1
votes

I have a text classification task. By now i only tagged a corpus and extracted some features in a bigram format (i.e bigram = [('word', 'word'),...,('word', 'word')]. I would like to classify some text, as i understand SVM algorithm only can receive vectors in orther to classify, so i use some vectorizer in scikit as follows:

bigram = [ [('load', 'superior')
             ('point', 'medium'), ('color', 'white'),
             ('the load', 'tower')]]

fh = FeatureHasher(input_type='string')

X = fh.transform(((' '.join(x) for x in sample)
                  for sample in bigram))
print X

the output is a sparse matrix:

  (0, 226456)   -1.0
  (0, 607603)   -1.0
  (0, 668514)   1.0
  (0, 715910)   -1.0

How can i use the previous sparse matrix X to classify with SVC?, assuming that i have 2 classes and a train and test sets.

1
Every document should be a sparse vector in your matrix... libSVM expects your data to be sparse vectors... so what is your question, have you actually tried anything? - Has QUIT--Anony-Mousse
my question is how can i use the sparse matrix X to classify?... what's not clear?... - tumbleweed
Sparse matrix = collection of sparse vectors. libSVM preferred input format: collection of sparse vectors. Just think outside of the "everything is a matrix" box. - Has QUIT--Anony-Mousse
Decompose your matrix into vectors. Use these vectors as features for classification. Vectors could simply be columns from the matrix - alvas
You just need labels y and then you can use SVC().fit(X, y). Not sure where the issue is. - Andreas Mueller

1 Answers

1
votes

As others have pointed out, your matrix is just a list of feature vectors for the documents in your corpus. Use these vectors as features for classification. You just need classification labels y and then you can use SVC().fit(X, y).

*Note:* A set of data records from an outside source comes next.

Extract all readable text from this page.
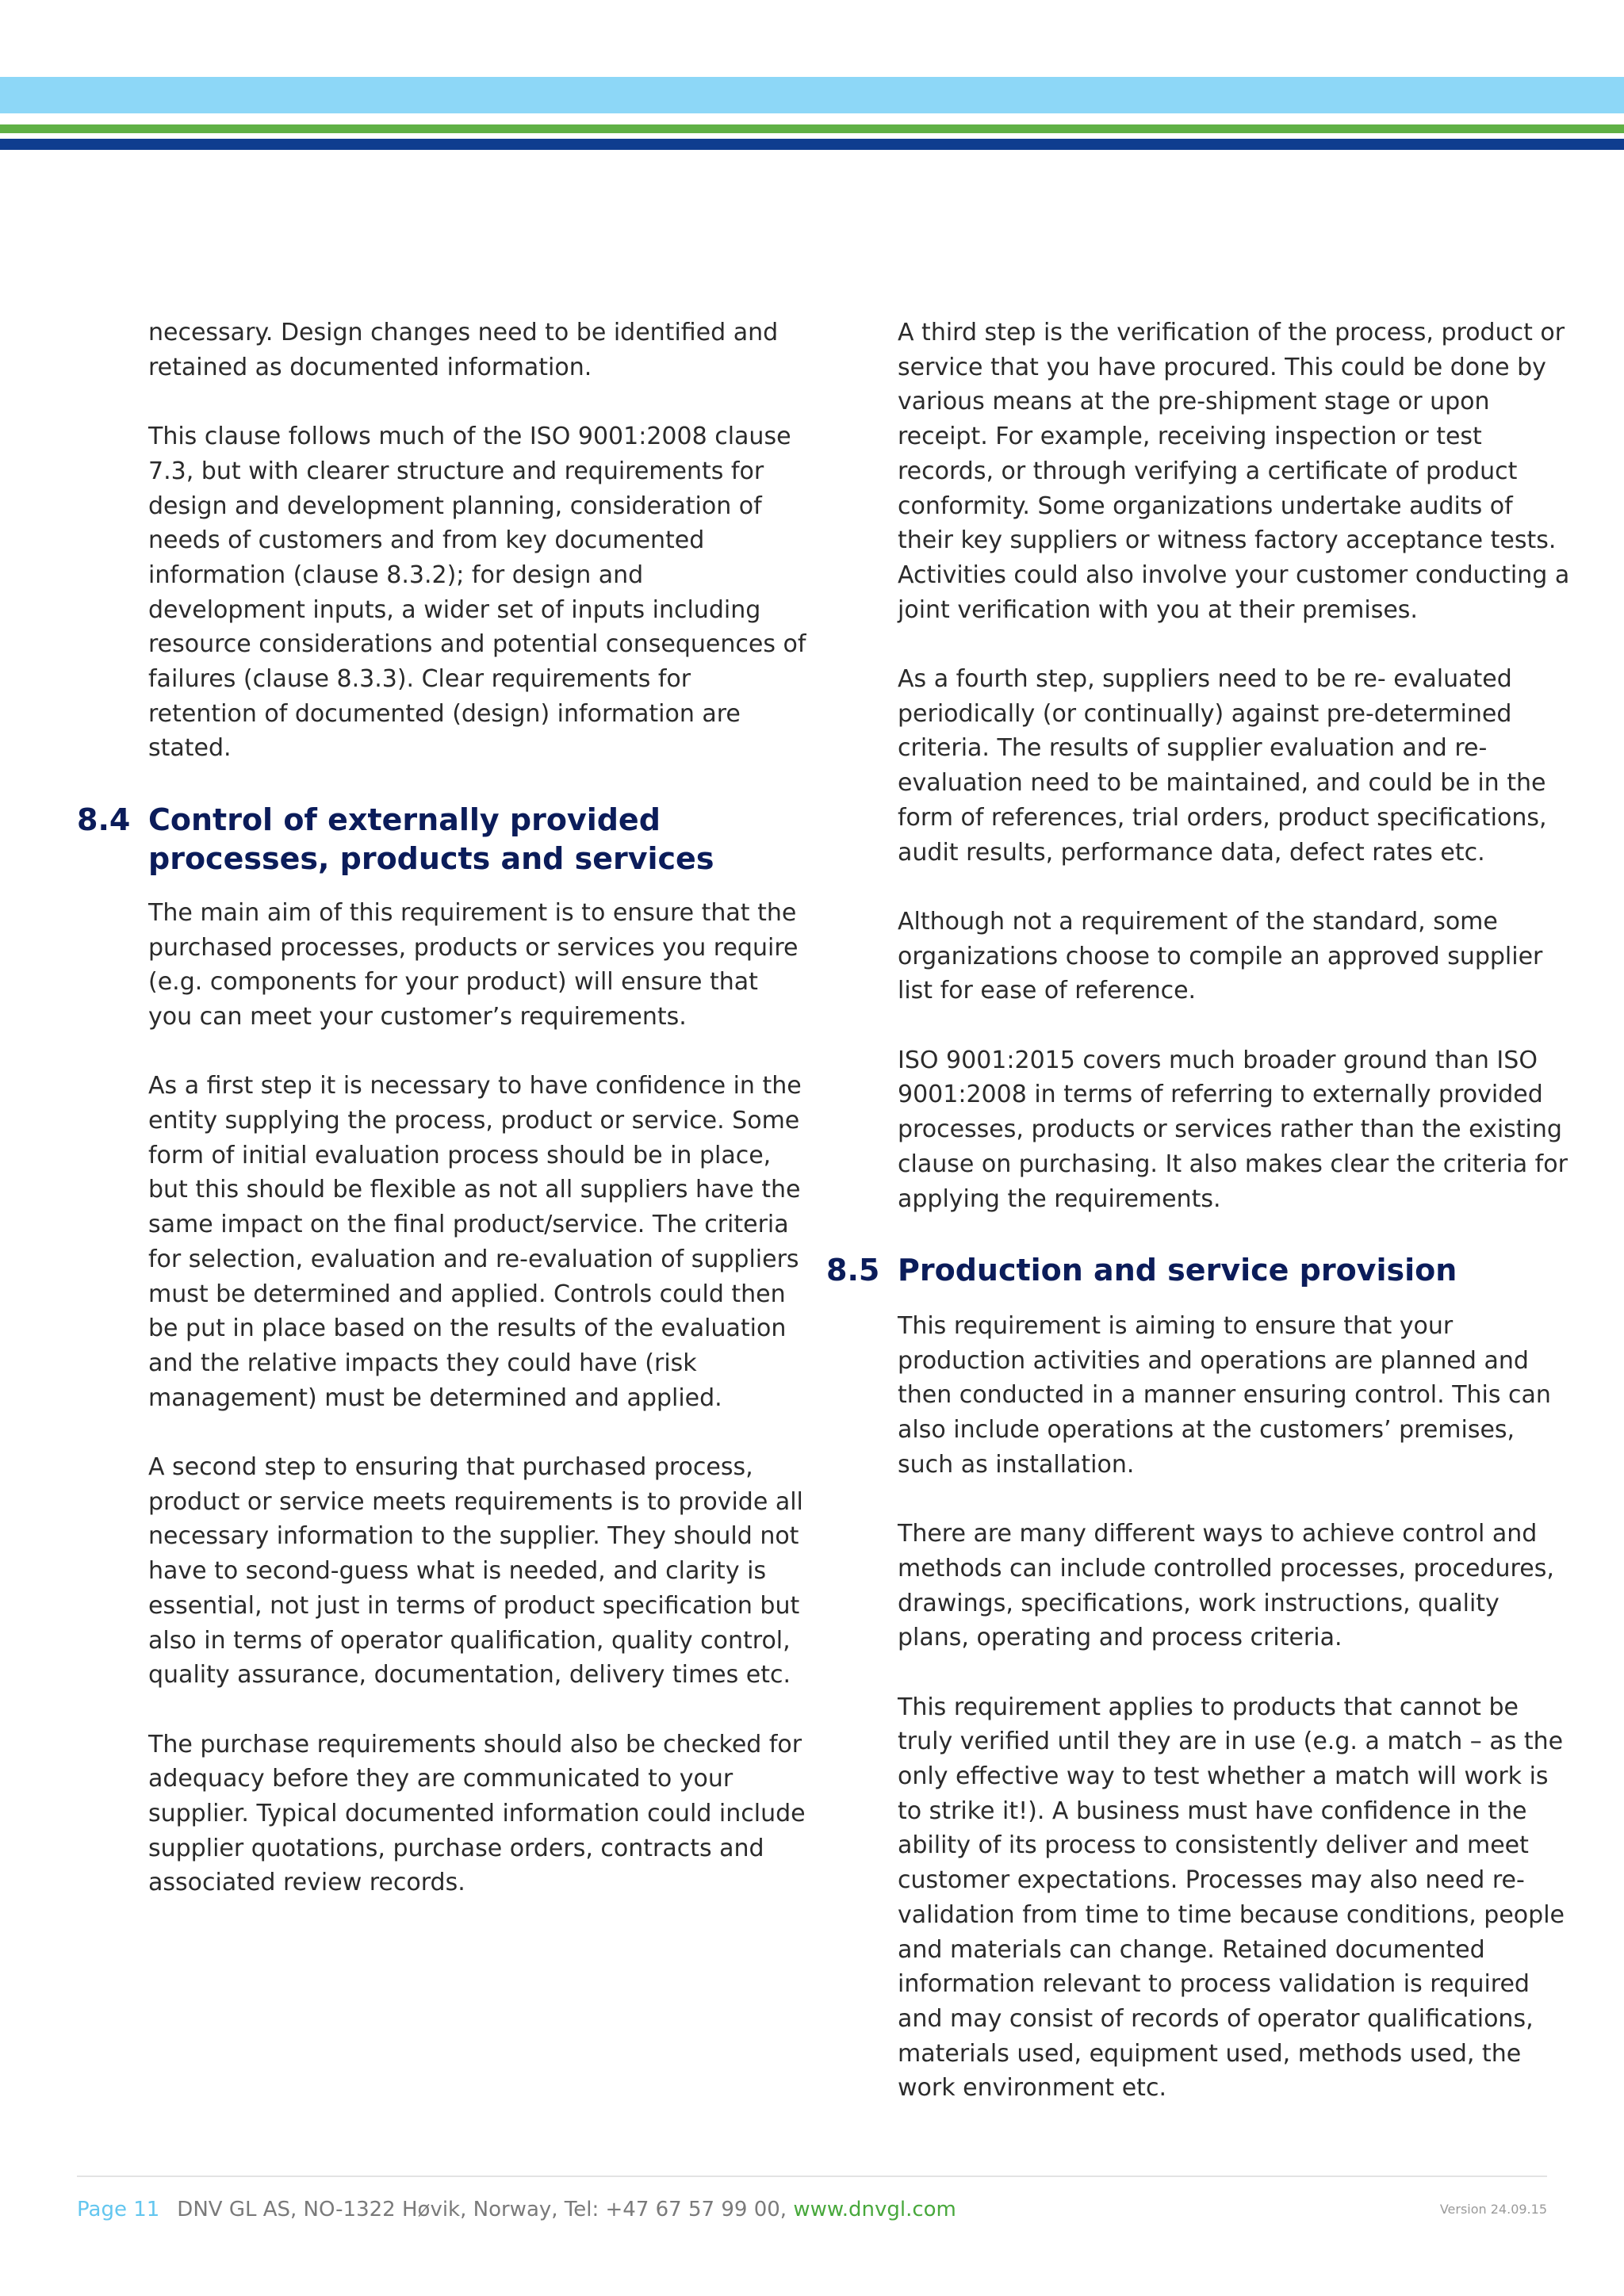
necessary. Design changes need to be identified and retained as documented information.

This clause follows much of the ISO 9001:2008 clause 7.3, but with clearer structure and requirements for design and development planning, consideration of needs of customers and from key documented information (clause 8.3.2); for design and development inputs, a wider set of inputs including resource considerations and potential consequences of failures (clause 8.3.3). Clear requirements for retention of documented (design) information are stated.

8.4 Control of externally provided processes, products and services

The main aim of this requirement is to ensure that the purchased processes, products or services you require (e.g. components for your product) will ensure that you can meet your customer’s requirements.

As a first step it is necessary to have confidence in the entity supplying the process, product or service. Some form of initial evaluation process should be in place, but this should be flexible as not all suppliers have the same impact on the final product/service. The criteria for selection, evaluation and re-evaluation of suppliers must be determined and applied. Controls could then be put in place based on the results of the evaluation and the relative impacts they could have (risk management) must be determined and applied.

A second step to ensuring that purchased process, product or service meets requirements is to provide all necessary information to the supplier. They should not have to second-guess what is needed, and clarity is essential, not just in terms of product specification but also in terms of operator qualification, quality control, quality assurance, documentation, delivery times etc.

The purchase requirements should also be checked for adequacy before they are communicated to your supplier. Typical documented information could include supplier quotations, purchase orders, contracts and associated review records.

A third step is the verification of the process, product or service that you have procured. This could be done by various means at the pre-shipment stage or upon receipt. For example, receiving inspection or test records, or through verifying a certificate of product conformity. Some organizations undertake audits of their key suppliers or witness factory acceptance tests. Activities could also involve your customer conducting a joint verification with you at their premises.

As a fourth step, suppliers need to be re- evaluated periodically (or continually) against pre-determined criteria. The results of supplier evaluation and re-evaluation need to be maintained, and could be in the form of references, trial orders, product specifications, audit results, performance data, defect rates etc.

Although not a requirement of the standard, some organizations choose to compile an approved supplier list for ease of reference.

ISO 9001:2015 covers much broader ground than ISO 9001:2008 in terms of referring to externally provided processes, products or services rather than the existing clause on purchasing. It also makes clear the criteria for applying the requirements.

8.5 Production and service provision

This requirement is aiming to ensure that your production activities and operations are planned and then conducted in a manner ensuring control. This can also include operations at the customers’ premises, such as installation.

There are many different ways to achieve control and methods can include controlled processes, procedures, drawings, specifications, work instructions, quality plans, operating and process criteria.

This requirement applies to products that cannot be truly verified until they are in use (e.g. a match – as the only effective way to test whether a match will work is to strike it!). A business must have confidence in the ability of its process to consistently deliver and meet customer expectations. Processes may also need re-validation from time to time because conditions, people and materials can change. Retained documented information relevant to process validation is required and may consist of records of operator qualifications, materials used, equipment used, methods used, the work environment etc.

Page 11 DNV GL AS, NO-1322 Høvik, Norway, Tel: +47 67 57 99 00, www.dnvgl.com	Version 24.09.15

But... the way that you have asked this makes me think that maybe you don't have any classification labels. In this case, I think you want to be doing clustering rather than classification. You could use one of the clustering algorithms to do this. I suggest sklearn.cluster.MiniBatchKMeans to start. You can then output the top 5-10 words for each cluster and form labels from those.